I yanked the towel back and scrubbed at his hair, the caretaking at odds with the anger working through me.
“You have injuries.” My voice slid into my doctor cadence. “Sleep-deprived, possibly on the edge of hypothermia, and I still haven’t done a proper exam because you won’t let me. Damon said to wait for backup.”
“Damon isn’t here.” Specter stood still under my hands, watching me with that steady, unreadable look. “I am. And right now, we have an advantage that won’t last until morning.”
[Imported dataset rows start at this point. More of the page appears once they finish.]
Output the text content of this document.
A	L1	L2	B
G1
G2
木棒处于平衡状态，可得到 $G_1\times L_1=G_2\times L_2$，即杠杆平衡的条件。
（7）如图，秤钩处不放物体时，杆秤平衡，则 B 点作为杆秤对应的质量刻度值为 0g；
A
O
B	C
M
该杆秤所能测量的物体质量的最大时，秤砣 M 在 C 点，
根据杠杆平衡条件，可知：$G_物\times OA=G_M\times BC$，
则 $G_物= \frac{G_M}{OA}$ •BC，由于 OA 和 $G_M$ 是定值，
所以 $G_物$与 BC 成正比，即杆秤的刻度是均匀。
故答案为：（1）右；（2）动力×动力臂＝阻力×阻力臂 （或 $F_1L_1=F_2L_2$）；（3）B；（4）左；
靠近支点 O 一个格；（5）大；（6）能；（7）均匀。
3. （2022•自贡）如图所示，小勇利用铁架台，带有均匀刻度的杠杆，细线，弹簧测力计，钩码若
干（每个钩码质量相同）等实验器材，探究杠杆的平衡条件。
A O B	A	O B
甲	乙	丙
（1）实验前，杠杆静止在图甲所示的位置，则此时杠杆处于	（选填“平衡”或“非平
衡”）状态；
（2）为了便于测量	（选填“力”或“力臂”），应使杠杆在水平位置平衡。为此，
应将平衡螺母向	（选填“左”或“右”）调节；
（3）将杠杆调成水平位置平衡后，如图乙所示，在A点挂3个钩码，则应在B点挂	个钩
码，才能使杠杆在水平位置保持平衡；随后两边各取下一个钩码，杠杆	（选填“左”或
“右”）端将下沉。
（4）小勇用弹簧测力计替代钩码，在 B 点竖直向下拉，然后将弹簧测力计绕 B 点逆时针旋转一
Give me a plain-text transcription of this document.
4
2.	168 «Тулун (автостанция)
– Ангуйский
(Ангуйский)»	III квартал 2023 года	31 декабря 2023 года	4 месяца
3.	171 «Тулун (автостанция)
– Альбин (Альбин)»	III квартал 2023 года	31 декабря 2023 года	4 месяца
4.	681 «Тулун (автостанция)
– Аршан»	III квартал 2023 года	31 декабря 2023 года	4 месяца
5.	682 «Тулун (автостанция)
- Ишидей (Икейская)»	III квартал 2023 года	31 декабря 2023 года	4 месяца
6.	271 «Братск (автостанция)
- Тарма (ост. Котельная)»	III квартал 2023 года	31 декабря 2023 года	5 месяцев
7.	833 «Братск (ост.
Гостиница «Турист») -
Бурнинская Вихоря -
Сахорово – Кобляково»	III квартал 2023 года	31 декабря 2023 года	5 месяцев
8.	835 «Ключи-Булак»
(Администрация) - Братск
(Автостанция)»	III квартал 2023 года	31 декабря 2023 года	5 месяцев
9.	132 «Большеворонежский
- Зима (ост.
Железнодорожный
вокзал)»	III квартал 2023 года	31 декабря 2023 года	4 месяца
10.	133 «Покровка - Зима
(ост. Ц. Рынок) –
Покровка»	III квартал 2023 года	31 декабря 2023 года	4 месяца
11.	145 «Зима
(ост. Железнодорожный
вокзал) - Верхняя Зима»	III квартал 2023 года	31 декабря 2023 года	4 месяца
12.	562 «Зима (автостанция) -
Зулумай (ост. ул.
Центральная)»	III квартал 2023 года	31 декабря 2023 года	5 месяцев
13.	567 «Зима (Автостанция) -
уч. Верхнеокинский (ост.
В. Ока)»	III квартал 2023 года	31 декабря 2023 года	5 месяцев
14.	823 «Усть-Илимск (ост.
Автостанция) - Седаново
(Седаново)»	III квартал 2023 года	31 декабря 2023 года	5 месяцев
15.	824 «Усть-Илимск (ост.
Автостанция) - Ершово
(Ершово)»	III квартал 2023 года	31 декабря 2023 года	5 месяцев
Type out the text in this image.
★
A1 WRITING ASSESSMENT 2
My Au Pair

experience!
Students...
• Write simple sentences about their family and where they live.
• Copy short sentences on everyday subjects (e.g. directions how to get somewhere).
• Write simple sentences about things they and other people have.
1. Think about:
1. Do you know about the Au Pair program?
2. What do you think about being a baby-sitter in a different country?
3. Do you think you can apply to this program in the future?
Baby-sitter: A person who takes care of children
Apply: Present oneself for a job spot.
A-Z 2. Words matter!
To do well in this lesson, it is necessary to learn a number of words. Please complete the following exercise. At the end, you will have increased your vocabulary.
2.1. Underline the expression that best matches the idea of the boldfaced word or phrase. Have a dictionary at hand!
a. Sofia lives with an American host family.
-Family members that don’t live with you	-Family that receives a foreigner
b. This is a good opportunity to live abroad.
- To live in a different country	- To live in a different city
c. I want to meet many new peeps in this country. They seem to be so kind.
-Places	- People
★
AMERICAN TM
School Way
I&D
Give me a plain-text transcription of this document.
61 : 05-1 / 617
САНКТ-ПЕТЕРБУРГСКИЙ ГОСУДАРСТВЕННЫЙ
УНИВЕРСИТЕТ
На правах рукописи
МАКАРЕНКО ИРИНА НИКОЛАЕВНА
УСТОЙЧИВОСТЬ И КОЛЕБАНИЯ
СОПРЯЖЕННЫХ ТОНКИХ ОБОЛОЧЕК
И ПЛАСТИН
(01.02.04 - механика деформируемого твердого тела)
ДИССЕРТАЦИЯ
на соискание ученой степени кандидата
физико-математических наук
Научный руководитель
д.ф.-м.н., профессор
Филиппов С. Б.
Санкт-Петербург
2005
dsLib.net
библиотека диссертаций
I finished with the dark strands. They stuck up in messy angles. It should have made him ridiculous. It didn’t. It made him look human.
I kept my voice low. “Tell me what you found that’s worth this.”
“The civilian badges are old, three versions behind what Oblivion usually runs. They’re rushing. Cutting corners.”
“Or it’s a trap.”
A faint smile touched his mouth. “Could be. But I know Oblivion. Traps are careful. This smells like panic.”
I moved to the kitchenette and filled the electric kettle. “You need to warm up before you go anywhere.”
“Selina—”
“That’s non-negotiable.” I set the kettle on its base harder than necessary. “You want to walk back into danger? Fine. But you’re putting something hot in your system first.”
He didn’t argue. That worried me more than anything. Specter always pushed back. Silence meant he was conserving energy.
“We agreed to trust each other.” I softened my tone. “That includes trusting me when I tell you you’re in no condition to do this.”
“I do trust you.”
The kettle started to hum. I kept my back to him so he wouldn’t see what those words did to me.
“If I didn’t trust you, I wouldn’t have gotten these.”
I turned. He held up two flip phones, cheap burners with earpieces.
“What are those for?”
He set them on the table. “You. And me.”
Understanding hit, cold as a knot under my ribs. “You never planned to wait for Damon, did you? This whole argument was just… theater.”
“Not theater. But yes, I made the call.”
“Without me.” The hurt in my voice surprised both of us.
He stepped closer. “For you. These will keep us connected.”
The kettle clicked off. I ignored it.
“That’s still you going in alone. And me stuck here if something goes wrong.”